It’s common knowledge in the games design industry that many online multiplayer games transfer data via UDP instead of TCP, but why?
To answer this, we’ll have to dig deeper into how TCP & UDP work, and the specific scenarios that online gaming has to deal with. To start with, TCP is slower than UDP; this is because UDP is a continuous data-stream and doesn’t care if the other end exists or not, meaning that UDP doesn’t have to wait for a response from the other end in order to send the next packet. TCP is ‘polite’ and waits for a response from the other end of the connection, and as a result is more reliable as data is guaranteed to arrive(with UDP there’s no guarantee that data will reach its destination) from one end of the connected socket to the other.
In an online game, do players with high latency seem to jump around the place? That’s UDP. What’s happening here is that the data the player’s client is sending isn’t complete (or packets are congested), and as a result the server makes it seem like the player is ‘teleporting’ in the world. With TCP, this wouldn’t happen but on-wait sockets will consume CPU time and as such it is theoretically possible to crash a server that uses TCP in this way. Remember that the number one rule is to never assume the client is well-behaved- program in some protection!
With TCP, the operating system handles the connection in its entirety; if the destination is unreachable the connection is instantly dropped. This is practically useless for online gaming as connection hiccups are common; if TCP was used just a single ‘dead’ packet will result in a disconnection. In UDP, the application decides when to ‘drop’ the connection; this is useful as it allows the game to wait for more data if the connection is intermittent. This however turns into a disadvantage as it is possible for an unprotected server to crash if a client sends a packet of greater than 65,535 bytes. Implement DDoS protection to scan the size of a packet before it enters the server properly.

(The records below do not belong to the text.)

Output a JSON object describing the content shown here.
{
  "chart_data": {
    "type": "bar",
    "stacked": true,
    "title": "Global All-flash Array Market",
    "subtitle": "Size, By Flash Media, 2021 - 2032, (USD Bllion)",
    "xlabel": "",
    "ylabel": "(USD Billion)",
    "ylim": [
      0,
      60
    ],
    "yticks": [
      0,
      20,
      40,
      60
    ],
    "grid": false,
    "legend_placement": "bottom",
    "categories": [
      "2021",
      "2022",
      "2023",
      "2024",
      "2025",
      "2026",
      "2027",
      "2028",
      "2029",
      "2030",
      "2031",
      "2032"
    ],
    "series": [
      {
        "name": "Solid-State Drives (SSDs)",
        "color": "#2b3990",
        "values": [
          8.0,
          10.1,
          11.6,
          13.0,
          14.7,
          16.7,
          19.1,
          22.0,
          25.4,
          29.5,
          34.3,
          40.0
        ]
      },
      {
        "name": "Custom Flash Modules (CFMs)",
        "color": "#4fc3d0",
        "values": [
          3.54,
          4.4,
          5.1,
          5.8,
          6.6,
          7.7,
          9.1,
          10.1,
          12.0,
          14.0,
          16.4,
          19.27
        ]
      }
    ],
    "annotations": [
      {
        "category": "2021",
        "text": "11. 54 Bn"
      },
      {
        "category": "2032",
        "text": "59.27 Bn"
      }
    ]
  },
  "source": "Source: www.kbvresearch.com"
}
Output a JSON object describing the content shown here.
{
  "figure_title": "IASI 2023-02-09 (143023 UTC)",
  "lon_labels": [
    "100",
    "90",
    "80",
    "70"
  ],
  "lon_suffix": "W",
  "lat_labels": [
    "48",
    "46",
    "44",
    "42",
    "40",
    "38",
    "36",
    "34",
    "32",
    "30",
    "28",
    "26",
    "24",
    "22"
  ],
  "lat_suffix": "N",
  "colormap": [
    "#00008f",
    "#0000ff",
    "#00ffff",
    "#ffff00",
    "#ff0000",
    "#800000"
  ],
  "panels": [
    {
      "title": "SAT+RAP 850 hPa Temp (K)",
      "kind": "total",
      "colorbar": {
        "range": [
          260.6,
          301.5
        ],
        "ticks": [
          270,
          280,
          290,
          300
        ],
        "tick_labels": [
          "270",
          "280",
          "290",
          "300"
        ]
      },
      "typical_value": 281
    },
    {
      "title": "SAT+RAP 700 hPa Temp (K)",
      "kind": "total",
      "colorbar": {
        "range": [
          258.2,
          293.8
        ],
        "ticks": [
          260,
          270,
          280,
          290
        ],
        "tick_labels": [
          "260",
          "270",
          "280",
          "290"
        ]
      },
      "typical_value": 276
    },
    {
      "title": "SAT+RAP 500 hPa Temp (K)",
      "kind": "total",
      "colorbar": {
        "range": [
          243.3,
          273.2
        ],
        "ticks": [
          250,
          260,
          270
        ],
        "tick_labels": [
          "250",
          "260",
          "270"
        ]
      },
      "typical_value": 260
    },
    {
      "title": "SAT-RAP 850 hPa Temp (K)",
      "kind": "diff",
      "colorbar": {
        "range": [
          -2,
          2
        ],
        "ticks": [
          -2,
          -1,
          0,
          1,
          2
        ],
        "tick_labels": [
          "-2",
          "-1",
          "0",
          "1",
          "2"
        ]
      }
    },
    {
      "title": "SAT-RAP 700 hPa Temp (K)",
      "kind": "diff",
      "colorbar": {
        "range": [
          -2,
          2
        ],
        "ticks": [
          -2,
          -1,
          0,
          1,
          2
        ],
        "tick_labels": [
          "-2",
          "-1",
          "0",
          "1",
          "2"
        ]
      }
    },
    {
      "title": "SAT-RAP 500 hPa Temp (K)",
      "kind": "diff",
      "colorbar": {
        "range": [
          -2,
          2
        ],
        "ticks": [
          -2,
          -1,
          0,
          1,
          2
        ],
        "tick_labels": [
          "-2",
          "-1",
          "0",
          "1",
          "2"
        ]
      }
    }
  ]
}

This vulnerability exists in Crytek’s Crysis 1 and Wars online multiplayer games (unsure about Crysis 2 and 3); this meant that any UDP packet sent to the server’s IP and port resulted in the server crashing. With online gameserver trackers this lead to a widespread spree of attacks in 2010-2011 where someone (might add that I know exactly who this person is…) kept crashing Crysis servers via this vulnerability,
Via the game SDK I was able to patch this by adding a function that dropped packets greater than 65,535 bytes, which instantly protected my servers from this attack. Please, if you’re going to develop an online multiplayer game, ensure this vulnerability is patched.

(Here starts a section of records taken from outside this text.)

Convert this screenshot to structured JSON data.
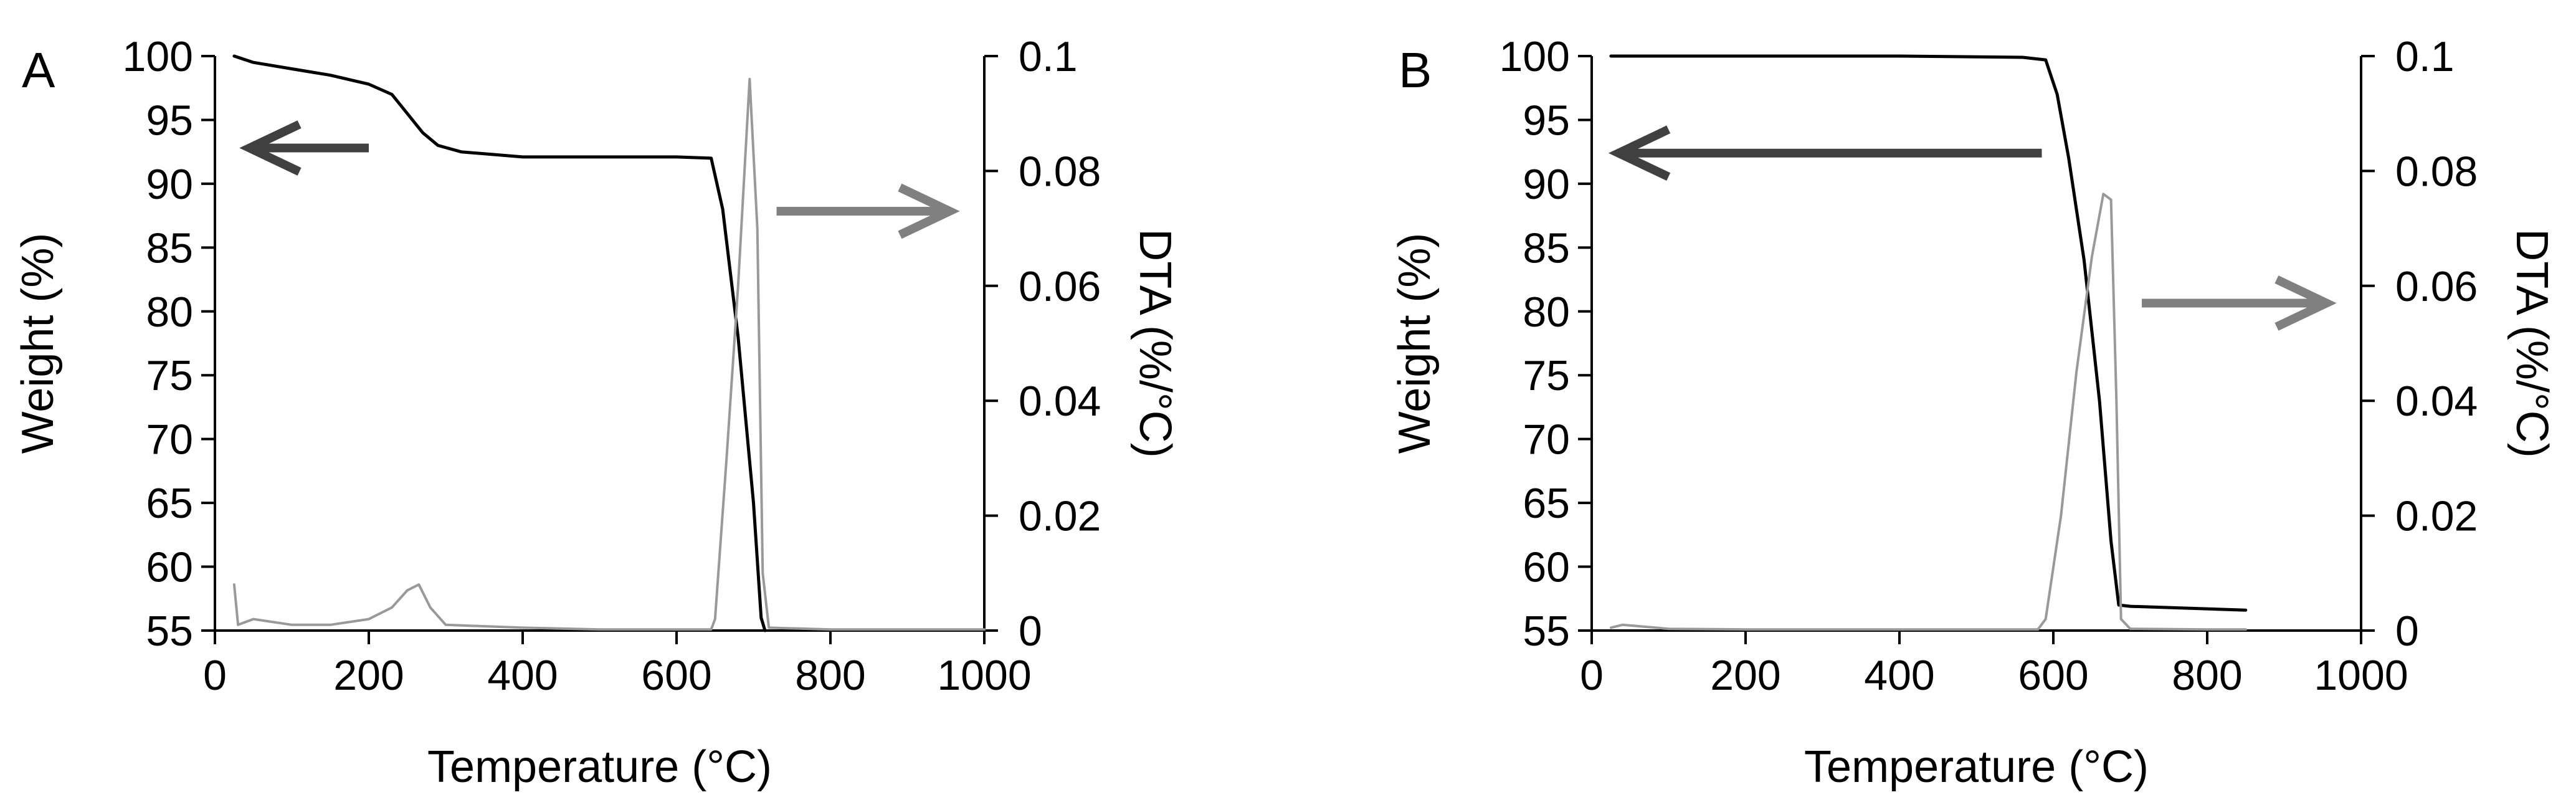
{
  "chart_data": [
    {
      "type": "line",
      "panel_label": "A",
      "xlabel": "Temperature (°C)",
      "ylabel": "Weight (%)",
      "y2label": "DTA (%/°C)",
      "xlim": [
        0,
        1000
      ],
      "ylim": [
        55,
        100
      ],
      "y2lim": [
        0,
        0.1
      ],
      "xticks": [
        "0",
        "200",
        "400",
        "600",
        "800",
        "1000"
      ],
      "yticks": [
        "55",
        "60",
        "65",
        "70",
        "75",
        "80",
        "85",
        "90",
        "95",
        "100"
      ],
      "y2ticks": [
        "0",
        "0.02",
        "0.04",
        "0.06",
        "0.08",
        "0.1"
      ],
      "colors": {
        "weight": "#000000",
        "dta": "#999999",
        "arrow_left": "#404040",
        "arrow_right": "#808080"
      },
      "series": [
        {
          "key": "weight",
          "axis": "left",
          "points": [
            [
              25,
              100
            ],
            [
              50,
              99.5
            ],
            [
              100,
              99
            ],
            [
              150,
              98.5
            ],
            [
              200,
              97.8
            ],
            [
              230,
              97
            ],
            [
              250,
              95.5
            ],
            [
              270,
              94
            ],
            [
              290,
              93
            ],
            [
              320,
              92.5
            ],
            [
              400,
              92.1
            ],
            [
              500,
              92.1
            ],
            [
              600,
              92.1
            ],
            [
              645,
              92
            ],
            [
              660,
              88
            ],
            [
              680,
              78
            ],
            [
              700,
              65
            ],
            [
              710,
              56
            ],
            [
              715,
              55
            ]
          ]
        },
        {
          "key": "dta",
          "axis": "right",
          "points": [
            [
              25,
              0.008
            ],
            [
              30,
              0.001
            ],
            [
              50,
              0.002
            ],
            [
              100,
              0.001
            ],
            [
              150,
              0.001
            ],
            [
              200,
              0.002
            ],
            [
              230,
              0.004
            ],
            [
              250,
              0.007
            ],
            [
              265,
              0.008
            ],
            [
              280,
              0.004
            ],
            [
              300,
              0.001
            ],
            [
              400,
              0.0005
            ],
            [
              500,
              0.0002
            ],
            [
              600,
              0.0002
            ],
            [
              645,
              0.0002
            ],
            [
              650,
              0.002
            ],
            [
              665,
              0.03
            ],
            [
              680,
              0.06
            ],
            [
              695,
              0.096
            ],
            [
              705,
              0.07
            ],
            [
              712,
              0.01
            ],
            [
              720,
              0.0005
            ],
            [
              800,
              0.0002
            ],
            [
              900,
              0.0002
            ],
            [
              1000,
              0.0002
            ]
          ]
        }
      ],
      "arrows": [
        {
          "key": "arrow_left",
          "from": [
            200,
            92.8
          ],
          "to": [
            45,
            92.8
          ]
        },
        {
          "key": "arrow_right",
          "from": [
            730,
            0.073
          ],
          "to": [
            955,
            0.073
          ]
        }
      ]
    },
    {
      "type": "line",
      "panel_label": "B",
      "xlabel": "Temperature (°C)",
      "ylabel": "Weight (%)",
      "y2label": "DTA (%/°C)",
      "xlim": [
        0,
        1000
      ],
      "ylim": [
        55,
        100
      ],
      "y2lim": [
        0,
        0.1
      ],
      "xticks": [
        "0",
        "200",
        "400",
        "600",
        "800",
        "1000"
      ],
      "yticks": [
        "55",
        "60",
        "65",
        "70",
        "75",
        "80",
        "85",
        "90",
        "95",
        "100"
      ],
      "y2ticks": [
        "0",
        "0.02",
        "0.04",
        "0.06",
        "0.08",
        "0.1"
      ],
      "colors": {
        "weight": "#000000",
        "dta": "#999999",
        "arrow_left": "#404040",
        "arrow_right": "#808080"
      },
      "series": [
        {
          "key": "weight",
          "axis": "left",
          "points": [
            [
              25,
              100
            ],
            [
              200,
              100
            ],
            [
              400,
              100
            ],
            [
              560,
              99.9
            ],
            [
              590,
              99.7
            ],
            [
              605,
              97
            ],
            [
              620,
              92
            ],
            [
              640,
              84
            ],
            [
              660,
              73
            ],
            [
              675,
              62
            ],
            [
              685,
              57
            ],
            [
              700,
              56.9
            ],
            [
              850,
              56.6
            ]
          ]
        },
        {
          "key": "dta",
          "axis": "right",
          "points": [
            [
              25,
              0.0005
            ],
            [
              40,
              0.001
            ],
            [
              100,
              0.0003
            ],
            [
              200,
              0.0002
            ],
            [
              400,
              0.0002
            ],
            [
              580,
              0.0002
            ],
            [
              590,
              0.002
            ],
            [
              610,
              0.02
            ],
            [
              630,
              0.045
            ],
            [
              650,
              0.065
            ],
            [
              665,
              0.076
            ],
            [
              675,
              0.075
            ],
            [
              682,
              0.04
            ],
            [
              688,
              0.002
            ],
            [
              700,
              0.0003
            ],
            [
              800,
              0.0002
            ],
            [
              850,
              0.0002
            ]
          ]
        }
      ],
      "arrows": [
        {
          "key": "arrow_left",
          "from": [
            585,
            92.4
          ],
          "to": [
            35,
            92.4
          ]
        },
        {
          "key": "arrow_right",
          "from": [
            715,
            0.057
          ],
          "to": [
            955,
            0.057
          ]
        }
      ]
    }
  ]
}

Also remember that if we had 16 players connected to a gameserver, every time something happens to a player the 15 other players need to know about it; imagine if we were using TCP and one of the packets dropped. Yes exactly, we’d have to wait until that packet is resent and the server gets a reply for the gameserver to continue processing data, and this in turn holds up all the other players. The packets coming in while the dead packet is dealt with will have to be dealt with too, resulting in congestion. With UDP, we have none of that (the most recent packet is dealt with, and the older ones are simply dropped).